Vincent Kompany przed hitem z BVB zaskakuje: "To jak osobny puchar". Trener Bayernu nie myśli o rekordach, a jedynie o pokonaniu odwiecznego rywala. Wyjaśnia, co czyni ten mecz tak wyjątkowym i dlaczego nie chodzi w nim tylko o trzy punkty.
Kompany: „To dobrze, że o tym meczu mówi się tak głośno”
Vincent Kompany bez wahania podkreśla wagę sobotniego starcia Bayernu z Borussią Dortmund. Choć media okrzyknęły to spotkanie „meczem sezonu”, trener monachijczyków nie ma nic przeciwko temu, by dodać mu odpowiednią rangę.
„To całkowicie w porządku, że o tym meczu mówi się dużo. Tak powinno być – i to dobrze dla Bundesligi” – stwierdził Belg- „Gramy
jako lider z wiceliderem. Oba zespoły są niepokonane.”
Rekord na horyzoncie, ale Kompany pozostaje skupiony
Bayern może w sobotę wyrównać rekord Borussii z sezonu 2015/16, gdy drużyna prowadzona przez Thomasa Tuchela rozpoczęła rozgrywki serią jedenastu zwycięstw z rzędu. Teraz historia może zatoczyć koło – również przeciw BVB.
Mimo to Kompany odcina się od presji wynikającej z rekordów.
„Chcę po prostu wygrać ten mecz” – zaznacza. – „Takie spotkania to jak osobny puchar. Nieważne, czy przegrałeś pięć meczów z rzędu,
czy wygrałeś pięć – ten chcesz wygrać. Potem dopiero myślisz o reszcie. Nie chodzi o statystyki ani trzy punkty, tylko o to, żeby pokonać Dortmund. Po prostu.”REKLAMA
Mocny Bayern kontra stabilny Dortmund
Bawarczycy przystępują do spotkania w imponującej formie – w ostatnich 23 meczach domowych zawsze zdobywali bramkę, a w 22 z nich co najmniej dwie. Co więcej, ostatnim zespołem, któremu udało się nie stracić gola w Monachium, była właśnie Borussia Dortmund w marcu 2024 roku (2:0).
Od tamtego czasu Bayern zachował serię meczów bez straty bramki na własnym stadionie, z wyjątkiem remisu 2:2 z BVB w kwietniu. Nic więc dziwnego, że to rywalizacja obrosła w dodatkowy symbolizm.
„Dortmund jest bardzo stabilny”
Kompany, podobnie jak wcześniej Joshua Kimmich, nie bagatelizuje formy rywala. Belg widzi w drużynie Niko Kovaca wyraźny progres.
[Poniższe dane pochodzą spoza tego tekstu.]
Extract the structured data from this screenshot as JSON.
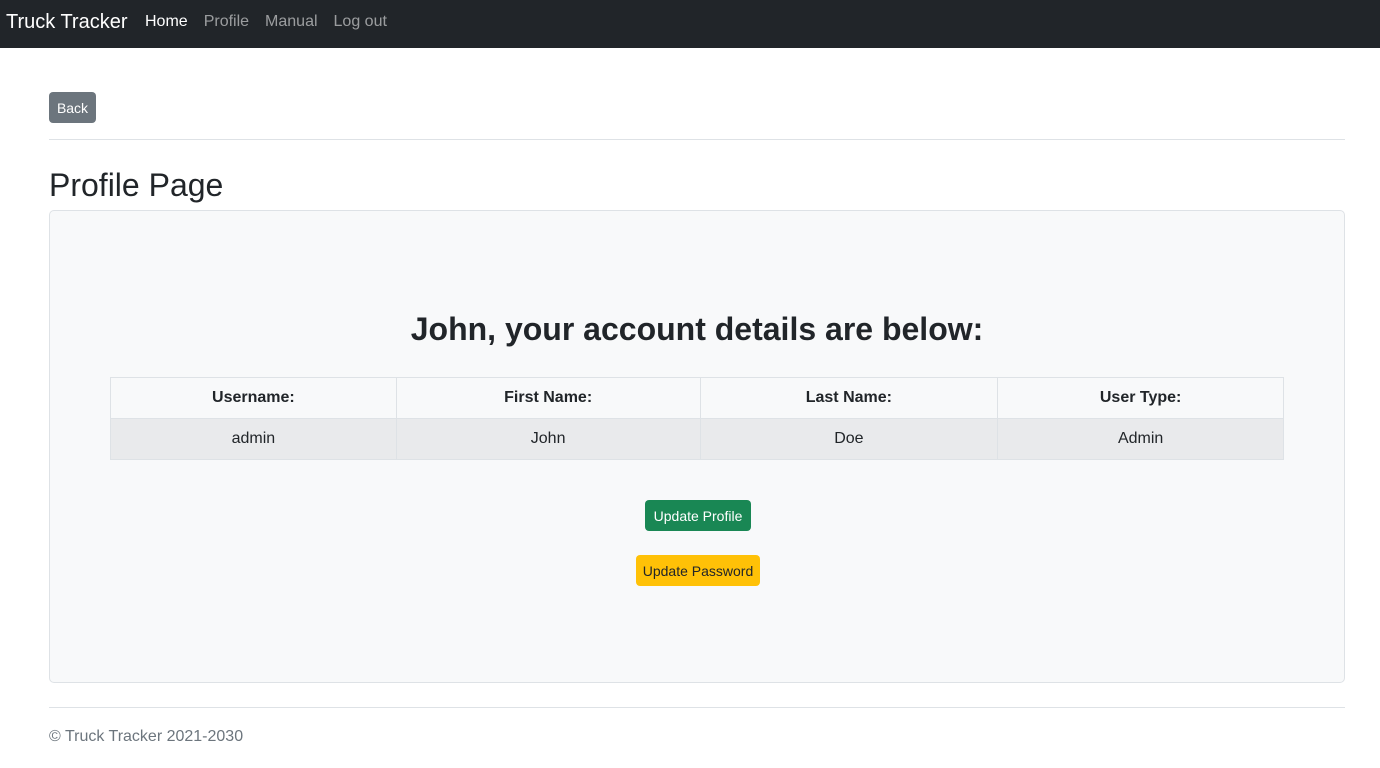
{
  "navbar": {
    "brand": "Truck Tracker",
    "links": [
      {
        "label": "Home",
        "active": true
      },
      {
        "label": "Profile",
        "active": false
      },
      {
        "label": "Manual",
        "active": false
      },
      {
        "label": "Log out",
        "active": false
      }
    ]
  },
  "back_button": "Back",
  "page_title": "Profile Page",
  "card": {
    "heading": "John, your account details are below:",
    "table": {
      "headers": [
        "Username:",
        "First Name:",
        "Last Name:",
        "User Type:"
      ],
      "rows": [
        [
          "admin",
          "John",
          "Doe",
          "Admin"
        ]
      ]
    },
    "update_profile_button": "Update Profile",
    "update_password_button": "Update Password"
  },
  "footer": "© Truck Tracker 2021-2030",
  "colors": {
    "navbar_bg": "#212529",
    "back_button": "#6c757d",
    "update_profile": "#198754",
    "update_password": "#ffc107"
  }
}
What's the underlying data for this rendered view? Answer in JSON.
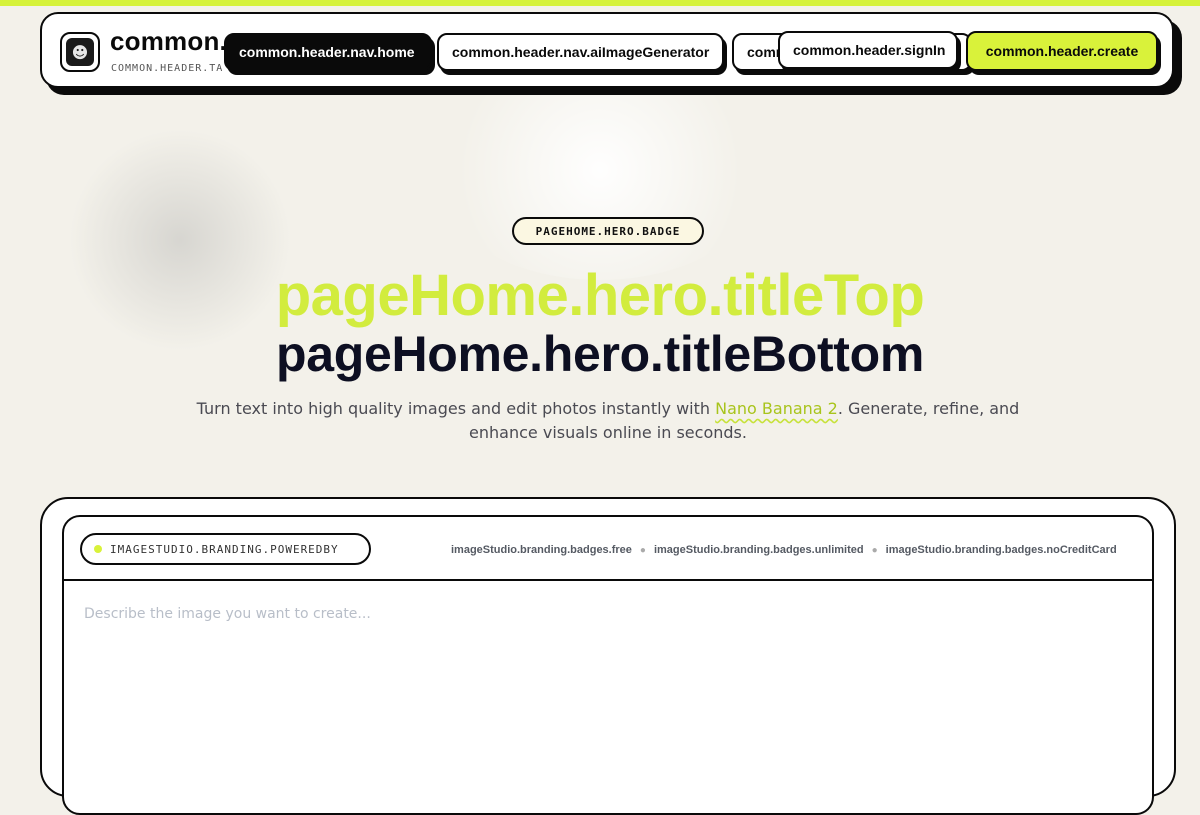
{
  "header": {
    "brand_name": "common.",
    "tagline": "COMMON.HEADER.TA",
    "logo_icon": "face-portrait-icon",
    "nav": {
      "home": "common.header.nav.home",
      "ai_image_generator": "common.header.nav.aiImageGenerator",
      "third_partial": "comm",
      "sign_in": "common.header.signIn",
      "create": "common.header.create"
    }
  },
  "hero": {
    "badge": "PAGEHOME.HERO.BADGE",
    "title_top": "pageHome.hero.titleTop",
    "title_bottom": "pageHome.hero.titleBottom",
    "subtitle_before": "Turn text into high quality images and edit photos instantly with ",
    "subtitle_highlight": "Nano Banana 2",
    "subtitle_after": ". Generate, refine, and enhance visuals online in seconds."
  },
  "studio": {
    "powered_by": "IMAGESTUDIO.BRANDING.POWEREDBY",
    "badges": [
      "imageStudio.branding.badges.free",
      "imageStudio.branding.badges.unlimited",
      "imageStudio.branding.badges.noCreditCard"
    ],
    "prompt_placeholder": "Describe the image you want to create..."
  },
  "colors": {
    "accent": "#d9f23a",
    "title_top": "#d2ec3e",
    "background": "#f3f1ea",
    "ink": "#0a0a0a"
  }
}
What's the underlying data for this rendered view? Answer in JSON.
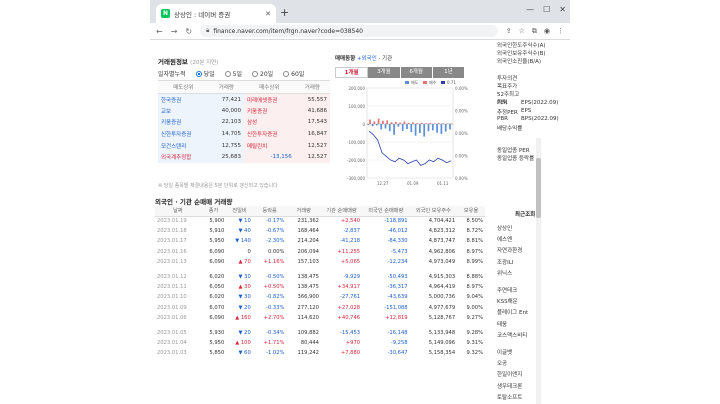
{
  "browser": {
    "tab_title": "상상인 : 네이버 증권",
    "favicon": "N",
    "url": "finance.naver.com/item/frgn.naver?code=038540"
  },
  "broker_section": {
    "title": "거래원정보",
    "subtitle": "(20분 지연)",
    "period_label": "일자별누적",
    "periods": [
      "당일",
      "5일",
      "20일",
      "60일"
    ],
    "selected_period": "당일",
    "headers": [
      "매도상위",
      "거래량",
      "매수상위",
      "거래량"
    ],
    "rows": [
      [
        "한국증권",
        "77,421",
        "미래에셋증권",
        "55,557"
      ],
      [
        "교보",
        "40,000",
        "키움증권",
        "41,686"
      ],
      [
        "키움증권",
        "22,103",
        "삼성",
        "17,543"
      ],
      [
        "신한투자증권",
        "14,705",
        "신한투자증권",
        "16,847"
      ],
      [
        "모건스탠리",
        "12,755",
        "메릴린치",
        "12,527"
      ]
    ],
    "foreign": [
      "외국계추정합",
      "25,683",
      "-13,156",
      "12,527"
    ],
    "note": "※ 당일 종목별 체결내용은 5분 단위로 갱신되고 있습니다"
  },
  "chart_section": {
    "title": "매매동향",
    "link": "+외국인",
    "sep": "·",
    "link2": "기관",
    "tabs": [
      "1개월",
      "3개월",
      "6개월",
      "1년"
    ],
    "selected_tab": "1개월",
    "legend": [
      "매도",
      "매수",
      "0.71"
    ],
    "chart_data": {
      "type": "bar",
      "ylim": [
        -300000,
        200000
      ],
      "left_ticks": [
        "200,000",
        "100,000",
        "0",
        "-100,000",
        "-200,000",
        "-300,000"
      ],
      "right_ticks": [
        "0.00%",
        "0.00%",
        "0.00%",
        "0.00%",
        "0.00%"
      ],
      "x_ticks": [
        "12.27",
        "01.09",
        "01.11"
      ],
      "series": [
        {
          "name": "매도",
          "values": [
            -5000,
            -12000,
            -8000,
            -30000,
            -25000,
            -40000,
            -60000,
            -15000,
            -38000,
            -28000,
            -45000,
            -65000,
            -50000,
            -70000,
            -40000,
            -35000,
            -48000,
            -55000,
            -42000,
            -30000
          ]
        },
        {
          "name": "매수",
          "values": [
            25000,
            15000,
            30000,
            18000,
            20000,
            10000,
            12000,
            8000,
            14000,
            6000,
            9000,
            5000,
            7000,
            4000,
            6000,
            3000,
            5000,
            4000,
            2000,
            3000
          ]
        }
      ],
      "line": [
        -40000,
        -60000,
        -90000,
        -160000,
        -180000,
        -200000,
        -210000,
        -190000,
        -200000,
        -220000,
        -210000,
        -200000,
        -230000,
        -220000,
        -200000,
        -210000,
        -190000,
        -200000,
        -215000,
        -205000
      ]
    }
  },
  "trading": {
    "title_red": "외국인 · 기관",
    "title_rest": "순매매 거래량",
    "headers": [
      "날짜",
      "종가",
      "전일비",
      "등락률",
      "거래량",
      "기관 순매매량",
      "외국인 순매매량",
      "외국인 보유주수",
      "보유율"
    ],
    "groups": [
      [
        [
          "2023.01.19",
          "5,900",
          "▼ 10",
          "-0.17%",
          "231,362",
          "+2,540",
          "-118,891",
          "4,704,421",
          "8.50%"
        ],
        [
          "2023.01.18",
          "5,910",
          "▼ 40",
          "-0.67%",
          "168,464",
          "-2,837",
          "-46,012",
          "4,823,312",
          "8.72%"
        ],
        [
          "2023.01.17",
          "5,950",
          "▼ 140",
          "-2.30%",
          "214,204",
          "-41,218",
          "-84,330",
          "4,873,747",
          "8.81%"
        ],
        [
          "2023.01.16",
          "6,090",
          "0",
          "0.00%",
          "206,094",
          "+11,255",
          "-5,473",
          "4,962,806",
          "8.97%"
        ],
        [
          "2023.01.13",
          "6,090",
          "▲ 70",
          "+1.16%",
          "157,103",
          "+5,065",
          "-12,234",
          "4,973,049",
          "8.99%"
        ]
      ],
      [
        [
          "2023.01.12",
          "6,020",
          "▼ 30",
          "-0.50%",
          "138,475",
          "-9,929",
          "-50,493",
          "4,915,303",
          "8.88%"
        ],
        [
          "2023.01.11",
          "6,050",
          "▲ 30",
          "+0.50%",
          "138,475",
          "+34,917",
          "-36,317",
          "4,964,419",
          "8.97%"
        ],
        [
          "2023.01.10",
          "6,020",
          "▼ 30",
          "-0.82%",
          "366,900",
          "-27,761",
          "-43,639",
          "5,000,736",
          "9.04%"
        ],
        [
          "2023.01.09",
          "6,070",
          "▼ 20",
          "-0.33%",
          "277,120",
          "+27,028",
          "-151,088",
          "4,977,679",
          "9.00%"
        ],
        [
          "2023.01.06",
          "6,090",
          "▲ 160",
          "+2.70%",
          "114,620",
          "+40,746",
          "+12,819",
          "5,128,767",
          "9.27%"
        ]
      ],
      [
        [
          "2023.01.05",
          "5,930",
          "▼ 20",
          "-0.34%",
          "109,882",
          "-15,453",
          "-16,148",
          "5,133,948",
          "9.28%"
        ],
        [
          "2023.01.04",
          "5,950",
          "▲ 100",
          "+1.71%",
          "80,444",
          "+970",
          "-9,258",
          "5,149,096",
          "9.31%"
        ],
        [
          "2023.01.03",
          "5,850",
          "▼ 60",
          "-1.02%",
          "119,242",
          "+7,880",
          "-30,647",
          "5,158,354",
          "9.32%"
        ]
      ]
    ]
  },
  "right_info": {
    "top": [
      "외국인한도주식수(A)",
      "외국인보유주식수(B)",
      "외국인소진율(B/A)"
    ],
    "mid": [
      "투자의견",
      "목표주가",
      "52주최고",
      "최저"
    ],
    "per": [
      "PER",
      "EPS(2022.09)",
      "추정PER",
      "EPS",
      "PBR",
      "BPS(2022.09)",
      "배당수익률"
    ],
    "same": [
      "동일업종 PER",
      "동일업종 등락률"
    ],
    "recent_title": "최근조회",
    "recent": [
      "상상인",
      "에스엔",
      "자연과환경",
      "조광ILI",
      "위닉스",
      "주연테크",
      "KSS해운",
      "플레이그 Ent",
      "태웅",
      "코스맥스비티",
      "이글벳",
      "오공",
      "한일이앤지",
      "생우테크론",
      "토탈소프트"
    ]
  }
}
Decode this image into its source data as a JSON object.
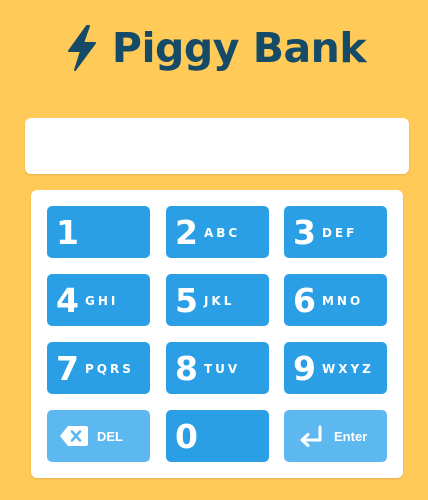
{
  "app": {
    "title": "Piggy Bank",
    "icon": "lightning-bolt-icon"
  },
  "display": {
    "value": ""
  },
  "keypad": {
    "keys": [
      {
        "digit": "1",
        "letters": ""
      },
      {
        "digit": "2",
        "letters": "ABC"
      },
      {
        "digit": "3",
        "letters": "DEF"
      },
      {
        "digit": "4",
        "letters": "GHI"
      },
      {
        "digit": "5",
        "letters": "JKL"
      },
      {
        "digit": "6",
        "letters": "MNO"
      },
      {
        "digit": "7",
        "letters": "PQRS"
      },
      {
        "digit": "8",
        "letters": "TUV"
      },
      {
        "digit": "9",
        "letters": "WXYZ"
      }
    ],
    "delete": {
      "label": "DEL",
      "icon": "backspace-icon"
    },
    "zero": {
      "digit": "0"
    },
    "enter": {
      "label": "Enter",
      "icon": "enter-return-icon"
    }
  },
  "colors": {
    "background": "#ffca57",
    "title": "#154b66",
    "key": "#2a9fe6",
    "key_secondary": "#5cb8ef"
  }
}
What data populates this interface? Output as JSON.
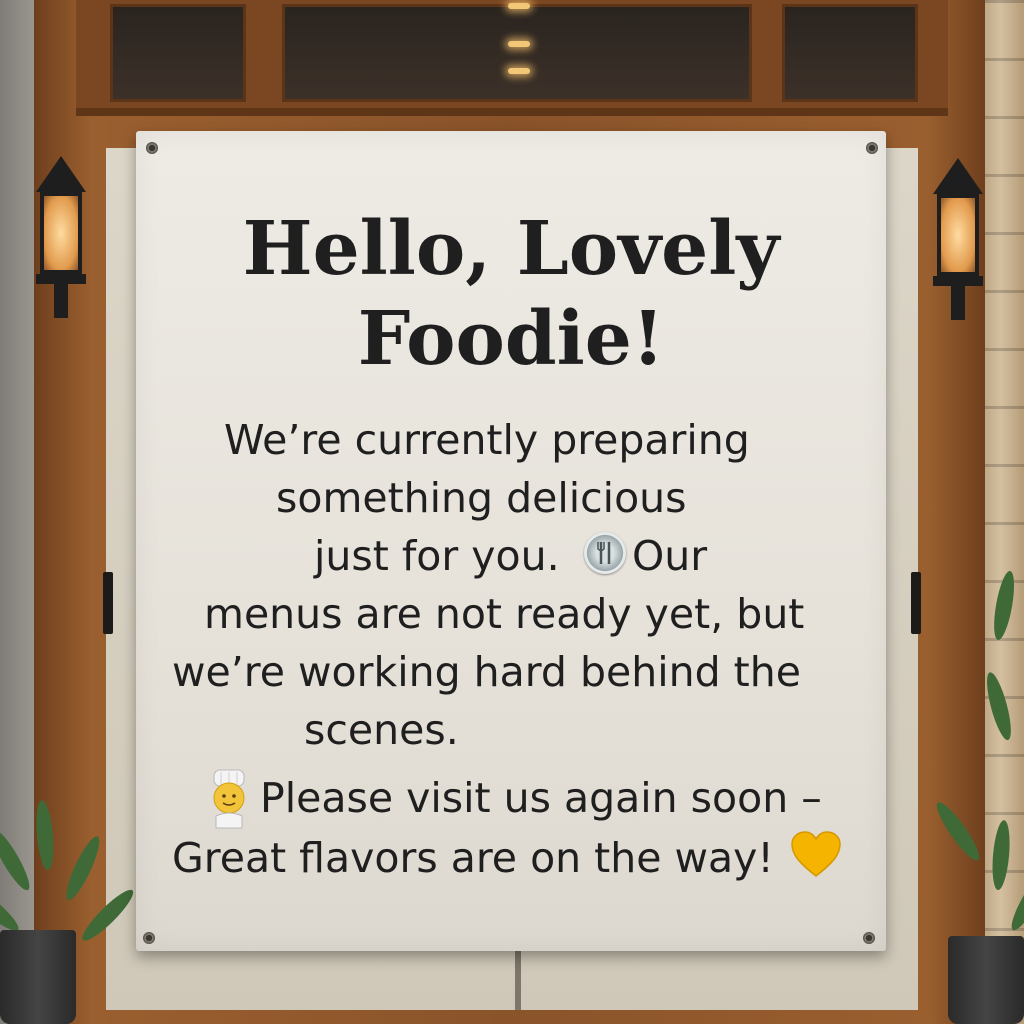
{
  "banner": {
    "headline_line1": "Hello, Lovely",
    "headline_line2": "Foodie!",
    "body_lines": [
      "We’re currently preparing",
      "something delicious",
      "just for you.",
      "Our",
      "menus are not ready yet, but",
      "we’re working hard behind the",
      "scenes.",
      "Please visit us again soon –",
      "Great flavors are on the way!"
    ],
    "emojis": [
      "plate-with-cutlery",
      "chef",
      "yellow-heart"
    ],
    "heart_color": "#f4b400"
  }
}
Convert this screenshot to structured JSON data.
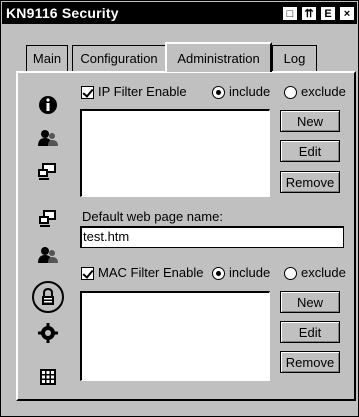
{
  "window": {
    "title": "KN9116 Security"
  },
  "titlebar_buttons": [
    "□",
    "⇈",
    "E",
    "×"
  ],
  "tabs": [
    {
      "label": "Main"
    },
    {
      "label": "Configuration"
    },
    {
      "label": "Administration"
    },
    {
      "label": "Log"
    }
  ],
  "ip_filter": {
    "label": "IP Filter Enable",
    "include_label": "include",
    "exclude_label": "exclude",
    "buttons": {
      "new": "New",
      "edit": "Edit",
      "remove": "Remove"
    }
  },
  "default_page": {
    "label": "Default web page name:",
    "value": "test.htm"
  },
  "mac_filter": {
    "label": "MAC Filter Enable",
    "include_label": "include",
    "exclude_label": "exclude",
    "buttons": {
      "new": "New",
      "edit": "Edit",
      "remove": "Remove"
    }
  },
  "sidebar_icons": [
    "info-icon",
    "users-icon",
    "computer-icon",
    "network-icon",
    "user-group-icon",
    "lock-icon",
    "gear-icon",
    "keypad-icon"
  ]
}
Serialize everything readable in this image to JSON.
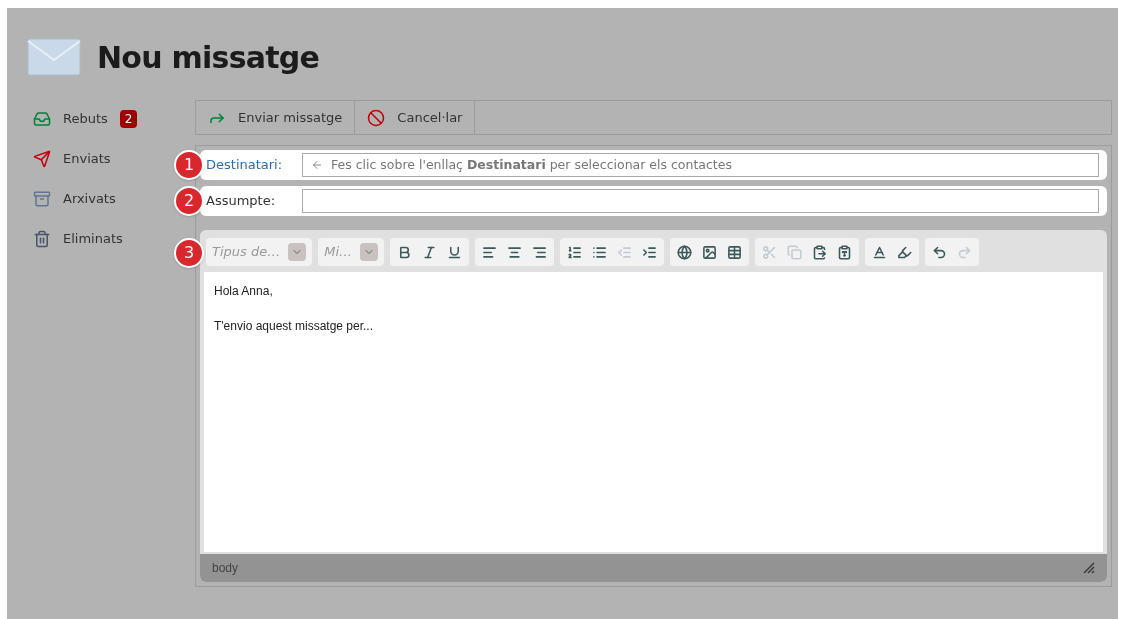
{
  "title": "Nou missatge",
  "sidebar": {
    "items": [
      {
        "kind": "inbox",
        "label": "Rebuts",
        "badge": "2"
      },
      {
        "kind": "sent",
        "label": "Enviats"
      },
      {
        "kind": "archive",
        "label": "Arxivats"
      },
      {
        "kind": "trash",
        "label": "Eliminats"
      }
    ]
  },
  "actions": [
    {
      "kind": "send",
      "label": "Enviar missatge"
    },
    {
      "kind": "cancel",
      "label": "Cancel·lar"
    }
  ],
  "callouts": [
    "1",
    "2",
    "3"
  ],
  "recipient": {
    "label": "Destinatari:",
    "hint": "Fes clic sobre l'enllaç **Destinatari** per seleccionar els contactes"
  },
  "subject": {
    "label": "Assumpte:"
  },
  "editor": {
    "dropdowns": [
      {
        "placeholder": "Tipus de…"
      },
      {
        "placeholder": "Mi…"
      }
    ],
    "groups": [
      [
        {
          "kind": "bold",
          "disabled": false
        },
        {
          "kind": "italic",
          "disabled": false
        },
        {
          "kind": "underline",
          "disabled": false
        }
      ],
      [
        {
          "kind": "align-left",
          "disabled": false
        },
        {
          "kind": "align-center",
          "disabled": false
        },
        {
          "kind": "align-right",
          "disabled": false
        }
      ],
      [
        {
          "kind": "ordered-list",
          "disabled": false
        },
        {
          "kind": "bullet-list",
          "disabled": false
        },
        {
          "kind": "outdent",
          "disabled": true
        },
        {
          "kind": "indent",
          "disabled": false
        }
      ],
      [
        {
          "kind": "link",
          "disabled": false
        },
        {
          "kind": "image",
          "disabled": false
        },
        {
          "kind": "table",
          "disabled": false
        }
      ],
      [
        {
          "kind": "cut",
          "disabled": true
        },
        {
          "kind": "copy",
          "disabled": true
        },
        {
          "kind": "paste",
          "disabled": false
        },
        {
          "kind": "paste-word",
          "disabled": false
        }
      ],
      [
        {
          "kind": "text-color",
          "disabled": false
        },
        {
          "kind": "highlight",
          "disabled": false
        }
      ],
      [
        {
          "kind": "undo",
          "disabled": false
        },
        {
          "kind": "redo",
          "disabled": true
        }
      ]
    ],
    "body": [
      "Hola Anna,",
      "T'envio aquest missatge per..."
    ],
    "status": "body"
  }
}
„Dortmund zyskał stabilność, ma bardzo jasny system i wyraźne profile zawodników” – podkreśla. – „Do tego mają zawodników takich jak Karim Adeyemi czy Serhou Guirassy, którzy potrafią strzelać gole w każdej chwili.”
Jednocześnie dodaje z przekąsem:
„Ale przecież my też mamy kilku, którzy potrafią to samo. Rywal też będzie musiał rozwiązać wiele problemów, to na pewno.”
„Klasyk ma swoje prawa”
Choć Kompany tonuje atmosferę, w jego wypowiedziach wyczuwalny jest respekt, ale i pewność siebie.
„Takie mecze rządzą się własnymi prawami, mają własną dynamikę. To prawie jak osobny turniej w środku sezonu” – zakończył szkoleniowiec FCB.
W sobotni wieczór Allianz Arena ponownie stanie się sercem niemieckiego futbolu. Dla Bayernu – szansa na demonstrację siły. Dla Dortmundu – możliwość, by pokazać, że znów może rywalizować z potentatem jak równy z równym.